If you want to know more zero points you expect:
F(x)/(x-zero), i.e. divided in writing
(x^3-3x^2+4x+8)/(x-(-1)=
(x^3-3x^2+4x+8)/(x+1)=x^2-4x+8
-(x^3+x^2)
-(-4x^2-4x)
-(8x+8)
By the way, this is called linear factor decomposition.
(x^2-4x+8)*(x+1)=x^3-3x^2+4x+8
From “x^2-4x+8” one can now theoretically determine the further zeros. Practically, there are complex numbers, so let’s do it.
If you now think of guessing first zero is doof must go differently, well it’s all right: there are approximation procedures like regular falsi or Newton procedures. There you start with guessed values, but the results are then used to determine the next values with which you would argue. That’s how you get closer. Super for computers, in the head or with a simple calculator, this is a senseless pastime. If the calculator has a ANS button, it’s better, but as already mentioned in the school, this is NOT required.
What if the denominator for the zero position -1 in the counter becomes zero? Let us take the denominator: x^2+3x+2. If linear factor decomposition is effected with the denominator, i.e. x^2+3x+2 =(x+1)*(x+2), then f(x) can be converted to ((x^2-4x+8)*(x-(-1)))/(x+2)*(x-(-1)). So (x-(-1)) would shorten away, so nothing contributes to the course of the function. Ergo would not exist. For this, one would have found a simpler way of writing to the zero point of f(x), because f(x) would then be simplified (x^2-4x+8)/(x+2) and would then be expected to continue.

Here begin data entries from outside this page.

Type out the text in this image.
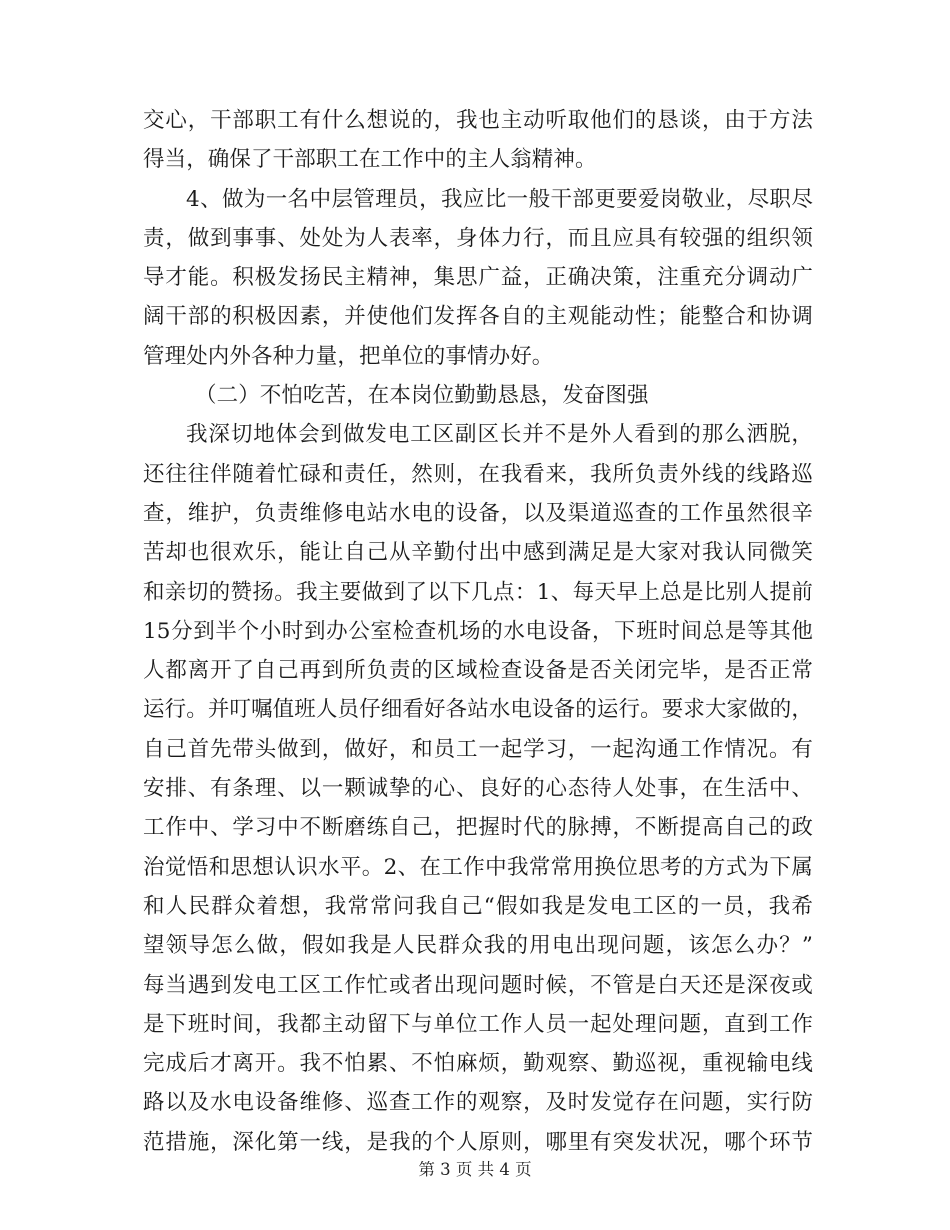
交心，干部职工有什么想说的，我也主动听取他们的恳谈，由于方法
得当，确保了干部职工在工作中的主人翁精神。
4、做为一名中层管理员，我应比一般干部更要爱岗敬业，尽职尽
责，做到事事、处处为人表率，身体力行，而且应具有较强的组织领
导才能。积极发扬民主精神，集思广益，正确决策，注重充分调动广
阔干部的积极因素，并使他们发挥各自的主观能动性；能整合和协调
管理处内外各种力量，把单位的事情办好。
（二）不怕吃苦，在本岗位勤勤恳恳，发奋图强
我深切地体会到做发电工区副区长并不是外人看到的那么洒脱，
还往往伴随着忙碌和责任，然则，在我看来，我所负责外线的线路巡
查，维护，负责维修电站水电的设备，以及渠道巡查的工作虽然很辛
苦却也很欢乐，能让自己从辛勤付出中感到满足是大家对我认同微笑
和亲切的赞扬。我主要做到了以下几点：1、每天早上总是比别人提前
15分到半个小时到办公室检查机场的水电设备，下班时间总是等其他
人都离开了自己再到所负责的区域检查设备是否关闭完毕，是否正常
运行。并叮嘱值班人员仔细看好各站水电设备的运行。要求大家做的，
自己首先带头做到，做好，和员工一起学习，一起沟通工作情况。有
安排、有条理、以一颗诚挚的心、良好的心态待人处事，在生活中、
工作中、学习中不断磨练自己，把握时代的脉搏，不断提高自己的政
治觉悟和思想认识水平。2、在工作中我常常用换位思考的方式为下属
和人民群众着想，我常常问我自己“假如我是发电工区的一员，我希
望领导怎么做，假如我是人民群众我的用电出现问题，该怎么办？”
每当遇到发电工区工作忙或者出现问题时候，不管是白天还是深夜或
是下班时间，我都主动留下与单位工作人员一起处理问题，直到工作
完成后才离开。我不怕累、不怕麻烦，勤观察、勤巡视，重视输电线
路以及水电设备维修、巡查工作的观察，及时发觉存在问题，实行防
范措施，深化第一线，是我的个人原则，哪里有突发状况，哪个环节
第 3 页 共 4 页
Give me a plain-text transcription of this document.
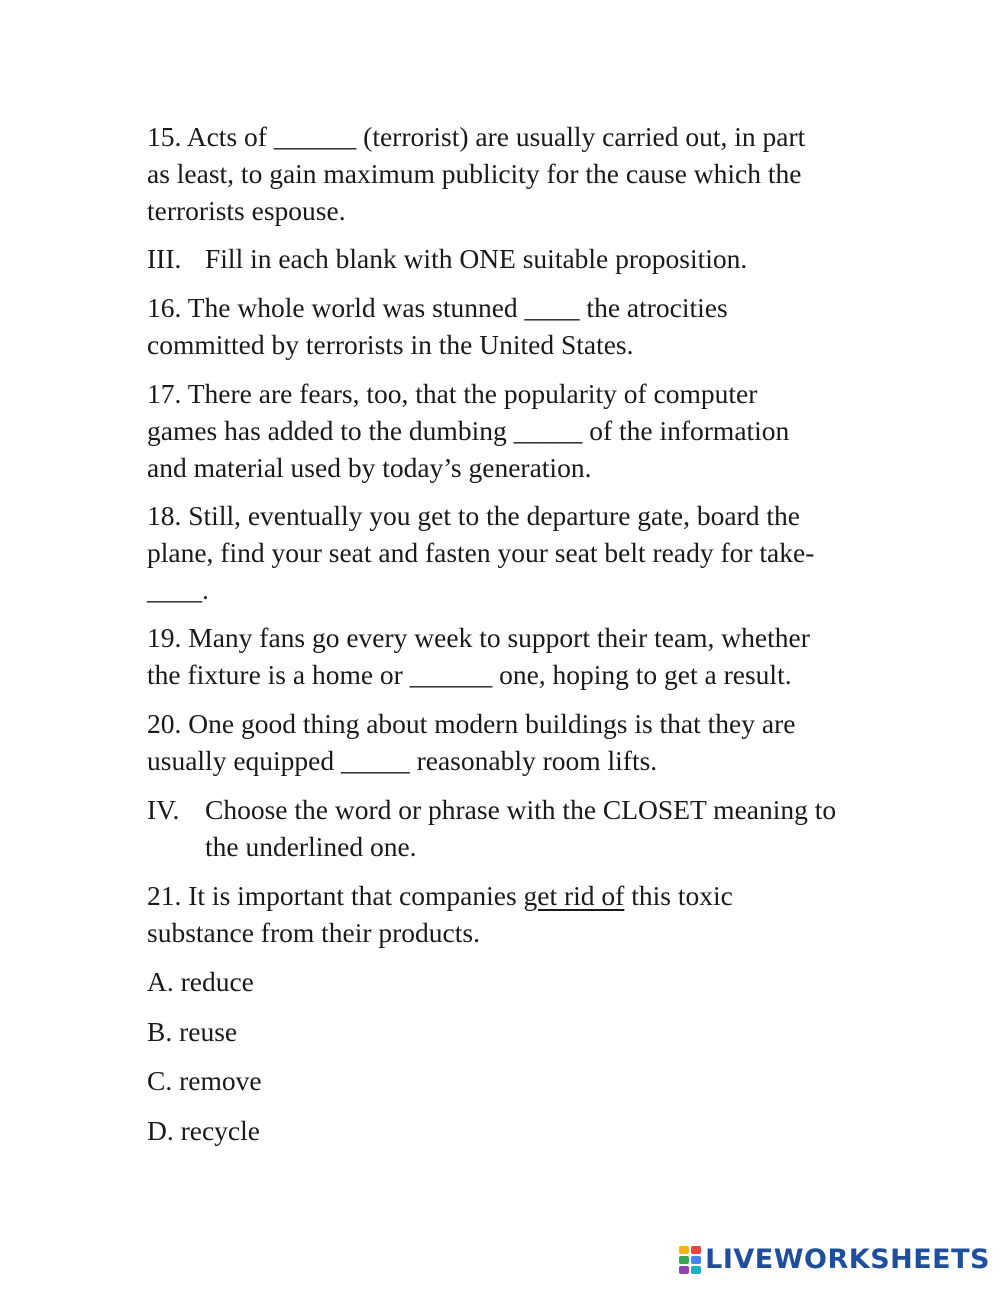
15. Acts of ______ (terrorist) are usually carried out, in part
as least, to gain maximum publicity for the cause which the
terrorists espouse.
III. Fill in each blank with ONE suitable proposition.
16. The whole world was stunned ____ the atrocities
committed by terrorists in the United States.
17. There are fears, too, that the popularity of computer
games has added to the dumbing _____ of the information
and material used by today’s generation.
18. Still, eventually you get to the departure gate, board the
plane, find your seat and fasten your seat belt ready for take-
____.
19. Many fans go every week to support their team, whether
the fixture is a home or ______ one, hoping to get a result.
20. One good thing about modern buildings is that they are
usually equipped _____ reasonably room lifts.
IV. Choose the word or phrase with the CLOSET meaning to
the underlined one.
21. It is important that companies get rid of this toxic
substance from their products.
A. reduce
B. reuse
C. remove
D. recycle
LIVEWORKSHEETS
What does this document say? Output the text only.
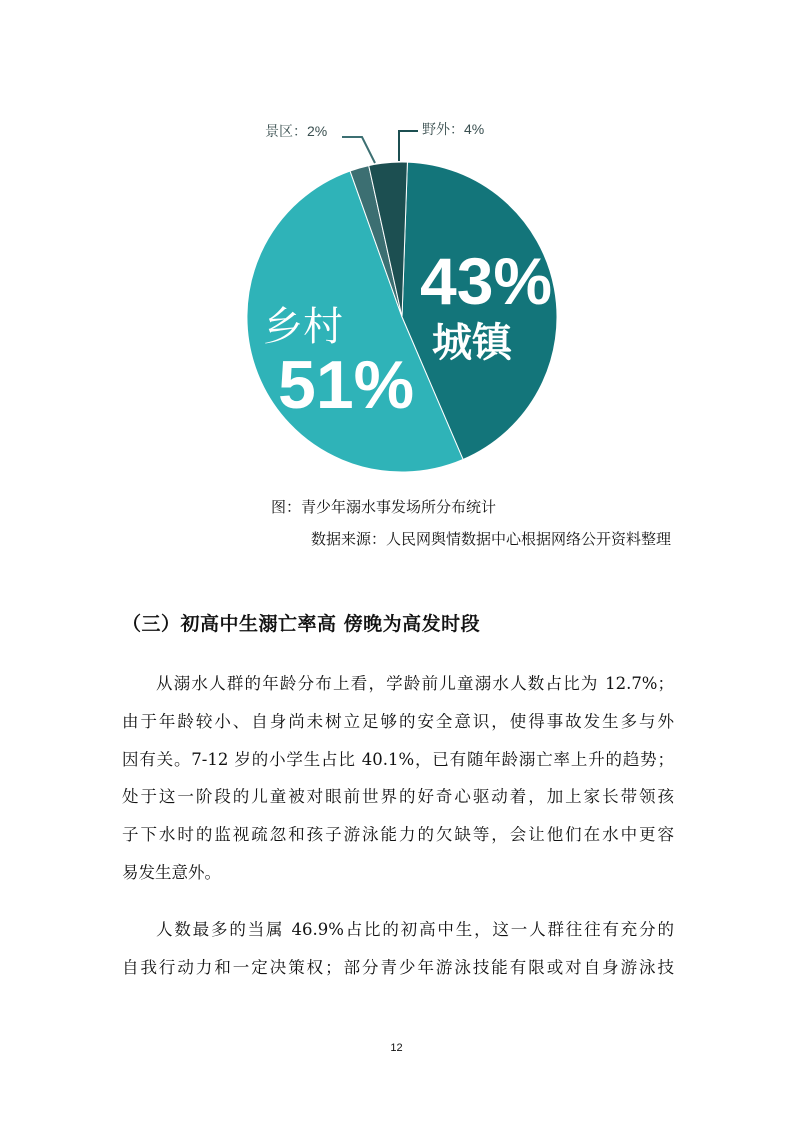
景区：2%	野外：4%
43%
城镇
乡村
51%
图：青少年溺水事发场所分布统计
数据来源：人民网舆情数据中心根据网络公开资料整理
（三）初高中生溺亡率高 傍晚为高发时段
从溺水人群的年龄分布上看，学龄前儿童溺水人数占比为 12.7%；
由于年龄较小、自身尚未树立足够的安全意识，使得事故发生多与外
因有关。7-12 岁的小学生占比 40.1%，已有随年龄溺亡率上升的趋势；
处于这一阶段的儿童被对眼前世界的好奇心驱动着，加上家长带领孩
子下水时的监视疏忽和孩子游泳能力的欠缺等，会让他们在水中更容
易发生意外。
人数最多的当属 46.9%占比的初高中生，这一人群往往有充分的
自我行动力和一定决策权；部分青少年游泳技能有限或对自身游泳技
12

A break is zero if the nenner is 0, at least if the counter is uneven. In doubt simply use and calculate all possibilities
A break is 0 if the counter is equal to zero and the denominator is equal to 0
Hello.
The denominator must not be 0, otherwise the division is invalid. So we can ignore it and we just have to focus on the counter.
Otherwise, inserting is the simplest method to find the zero point(s). Although you could do something combinatorial
x3 – 3×2 + 4x + 8 = 0
x3 – 3×2 + 4x = -8
This already shows that we cannot seek a positive number. Because if x was positive, then x3 + 4x > -3×2 would be. But it must be negative (-8). If -1 is the only negative number in the selection, this can only be the correct answer.
Often it is faster to use. 😉
LG
After this, it is necessary to check whether the denominator is also 0 at the counter zeroing point. Otherwise the break is not 0
Could one do, but then none of the answers would be correct, which one can exclude if one should cross the correct answer. 😉
But yes, if you want to check everything for accuracy, your objection would of course be right!